Voice/Vision Holocaust Survivor Oral History Archive

Esther Feldman Icikson - October 23 & 29, November 5 & 12, 2001

Knowledge of Father

So where did I finish?

So they sent and asked for...

For my father's...

...clothes, okay.

...clothes, yes, so anyhow. So we found out my dad is alive, needless to say we were thrilled.

You think is a response to the letter that, that your mother wrote to Stalin?

Absolutely. Absolutely. Otherwise I don't think we would have ever found out that my dad is alive.

You don't think the letter came from Stalin?

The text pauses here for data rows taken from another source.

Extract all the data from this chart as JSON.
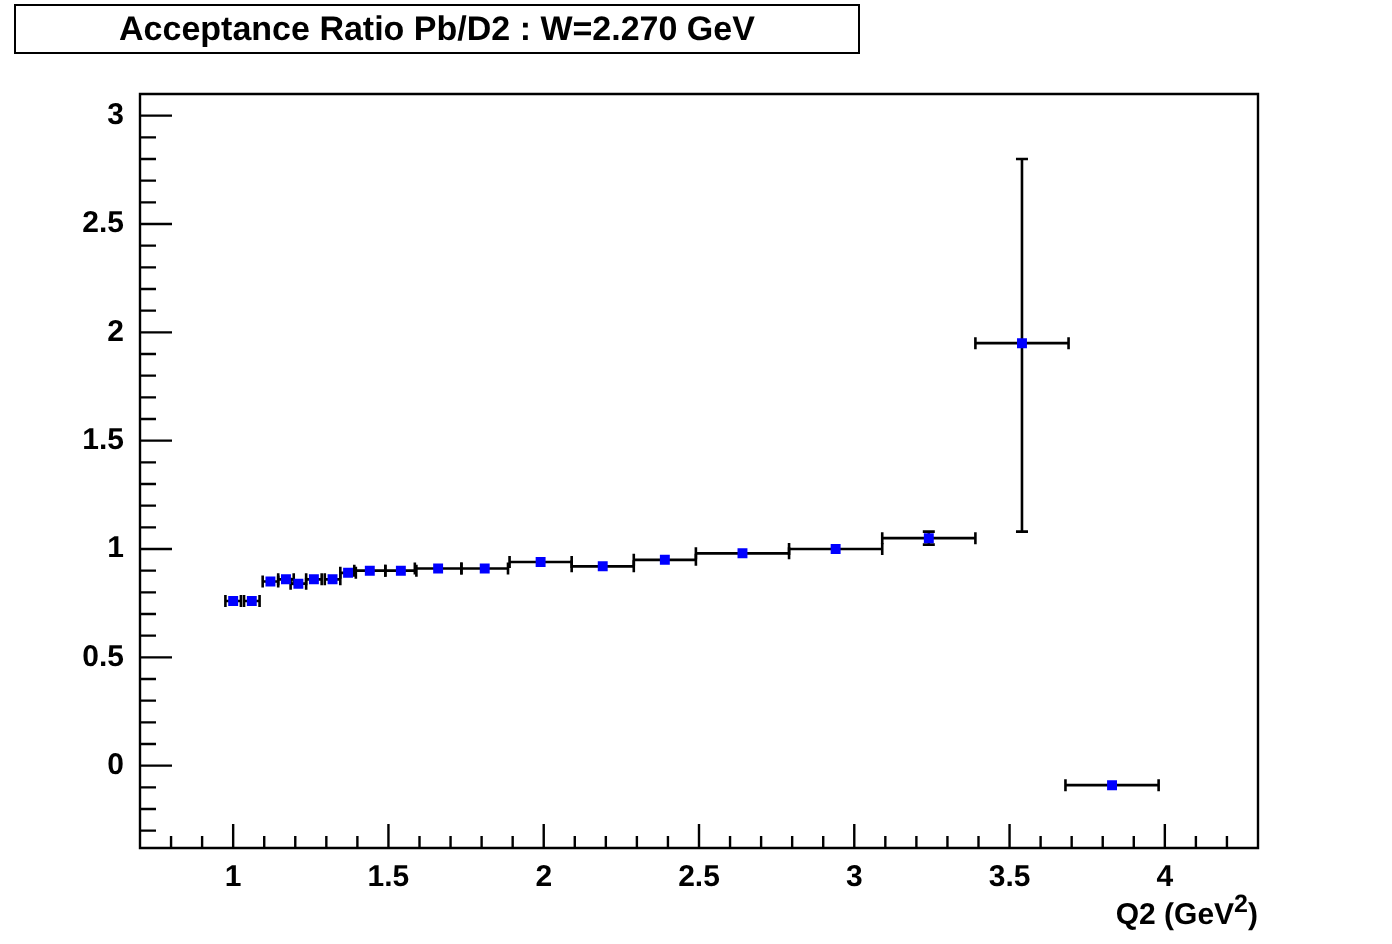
{
  "chart_data": {
    "type": "scatter",
    "title": "Acceptance Ratio Pb/D2 : W=2.270 GeV",
    "xlabel": "Q2 (GeV$^{2}$)",
    "x": [
      1.0,
      1.06,
      1.12,
      1.17,
      1.21,
      1.26,
      1.32,
      1.37,
      1.44,
      1.54,
      1.66,
      1.81,
      1.99,
      2.19,
      2.39,
      2.64,
      2.94,
      3.24,
      3.54,
      3.83
    ],
    "values": [
      0.76,
      0.76,
      0.85,
      0.86,
      0.84,
      0.86,
      0.86,
      0.89,
      0.9,
      0.9,
      0.91,
      0.91,
      0.94,
      0.92,
      0.95,
      0.98,
      1.0,
      1.05,
      1.95,
      -0.09
    ],
    "errors": [
      null,
      null,
      null,
      null,
      null,
      null,
      null,
      null,
      null,
      null,
      null,
      null,
      null,
      null,
      null,
      null,
      null,
      0.03,
      [
        1.08,
        2.8
      ],
      null
    ],
    "xerrors": [
      0.025,
      0.025,
      0.025,
      0.025,
      0.025,
      0.025,
      0.025,
      0.025,
      0.05,
      0.05,
      0.075,
      0.075,
      0.1,
      0.1,
      0.1,
      0.15,
      0.15,
      0.15,
      0.15,
      0.15
    ],
    "color": "#0000ff",
    "marker": "square",
    "xlim": [
      0.7,
      4.3
    ],
    "ylim": [
      -0.38,
      3.1
    ],
    "xticks": [
      {
        "value": 0.8,
        "label": null
      },
      {
        "value": 0.9,
        "label": null
      },
      1,
      {
        "value": 1.1,
        "label": null
      },
      {
        "value": 1.2,
        "label": null
      },
      {
        "value": 1.3,
        "label": null
      },
      {
        "value": 1.4,
        "label": null
      },
      1.5,
      {
        "value": 1.6,
        "label": null
      },
      {
        "value": 1.7,
        "label": null
      },
      {
        "value": 1.8,
        "label": null
      },
      {
        "value": 1.9,
        "label": null
      },
      2,
      {
        "value": 2.1,
        "label": null
      },
      {
        "value": 2.2,
        "label": null
      },
      {
        "value": 2.3,
        "label": null
      },
      {
        "value": 2.4,
        "label": null
      },
      2.5,
      {
        "value": 2.6,
        "label": null
      },
      {
        "value": 2.7,
        "label": null
      },
      {
        "value": 2.8,
        "label": null
      },
      {
        "value": 2.9,
        "label": null
      },
      3,
      {
        "value": 3.1,
        "label": null
      },
      {
        "value": 3.2,
        "label": null
      },
      {
        "value": 3.3,
        "label": null
      },
      {
        "value": 3.4,
        "label": null
      },
      3.5,
      {
        "value": 3.6,
        "label": null
      },
      {
        "value": 3.7,
        "label": null
      },
      {
        "value": 3.8,
        "label": null
      },
      {
        "value": 3.9,
        "label": null
      },
      4,
      {
        "value": 4.1,
        "label": null
      },
      {
        "value": 4.2,
        "label": null
      }
    ],
    "yticks": [
      {
        "value": -0.3,
        "label": null
      },
      {
        "value": -0.2,
        "label": null
      },
      {
        "value": -0.1,
        "label": null
      },
      0,
      {
        "value": 0.1,
        "label": null
      },
      {
        "value": 0.2,
        "label": null
      },
      {
        "value": 0.3,
        "label": null
      },
      {
        "value": 0.4,
        "label": null
      },
      0.5,
      {
        "value": 0.6,
        "label": null
      },
      {
        "value": 0.7,
        "label": null
      },
      {
        "value": 0.8,
        "label": null
      },
      {
        "value": 0.9,
        "label": null
      },
      1,
      {
        "value": 1.1,
        "label": null
      },
      {
        "value": 1.2,
        "label": null
      },
      {
        "value": 1.3,
        "label": null
      },
      {
        "value": 1.4,
        "label": null
      },
      1.5,
      {
        "value": 1.6,
        "label": null
      },
      {
        "value": 1.7,
        "label": null
      },
      {
        "value": 1.8,
        "label": null
      },
      {
        "value": 1.9,
        "label": null
      },
      2,
      {
        "value": 2.1,
        "label": null
      },
      {
        "value": 2.2,
        "label": null
      },
      {
        "value": 2.3,
        "label": null
      },
      {
        "value": 2.4,
        "label": null
      },
      2.5,
      {
        "value": 2.6,
        "label": null
      },
      {
        "value": 2.7,
        "label": null
      },
      {
        "value": 2.8,
        "label": null
      },
      {
        "value": 2.9,
        "label": null
      },
      3
    ],
    "grid": false,
    "legend": false
  }
}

No, but somebody intervened probably. Somebody received it and figured you know what, let's look into it. And so then uh, we were very thrilled. We hoped. I mean, if they asked for the clothes, then maybe daddy is alive.

Mm-hm.

Um, my--after my mom worked for awhile in that nursery school uh, it wasn't enough to, to support us. So she asked to go out to work. And um, she went to work by the river uh, cutting lumber and um, lending it into the water. They, they transported it down the river. So she worked there until, until we were liberated from Siberia actually, she worked there. She was a very good worker. They, they respected her very much because she, she was actually like a leader between the women. And she would walk to work. I, I think I told you.

Mm-hm.

She would walk to work everyday for five, six kilometers, I don't know how far. And it was very, very cold--God was it cold. And in the spring, when the water melted, the snow, when, when the snow melted, you needed a, a rowboat to go from one area to the other because the level of the water was so high. Um, I stayed home. I had, I had my grandma uh, my daddy's mother lived with us. And I stayed with her and the baby. And uh, and then, I think it was, I think it was in the middle of '41--1941 when the baby died. She was about a year old. And um, I stayed home. Um, the biggest problem was hunger. There was very little food to eat. [pause] My mother gave up her portion of bread for us children. And uh, she gave each of us a slice of bread. My brother Harry--he's my older brother, and my sister Cil, and a slice went to me. But my brother Harry was a teenager, he's growing and he was hungry. So we each took our own little breads and we hid it away. So one day he discovered where we kept our bread, and he took a bite of my sister's slice and a bite of mine. Well, we were very angry. So when my mom came from work we decided we have to have a meeting and she has to be the judge, you see. Um, whether this is right to do. And we had a whole, I mean, a, a whole procedures. It was like a courtroom. See she was sitting at the head of the table and each child told their own story. And um, there wasn't much she could say except she gave up--at that point, she gave up her slice of bread.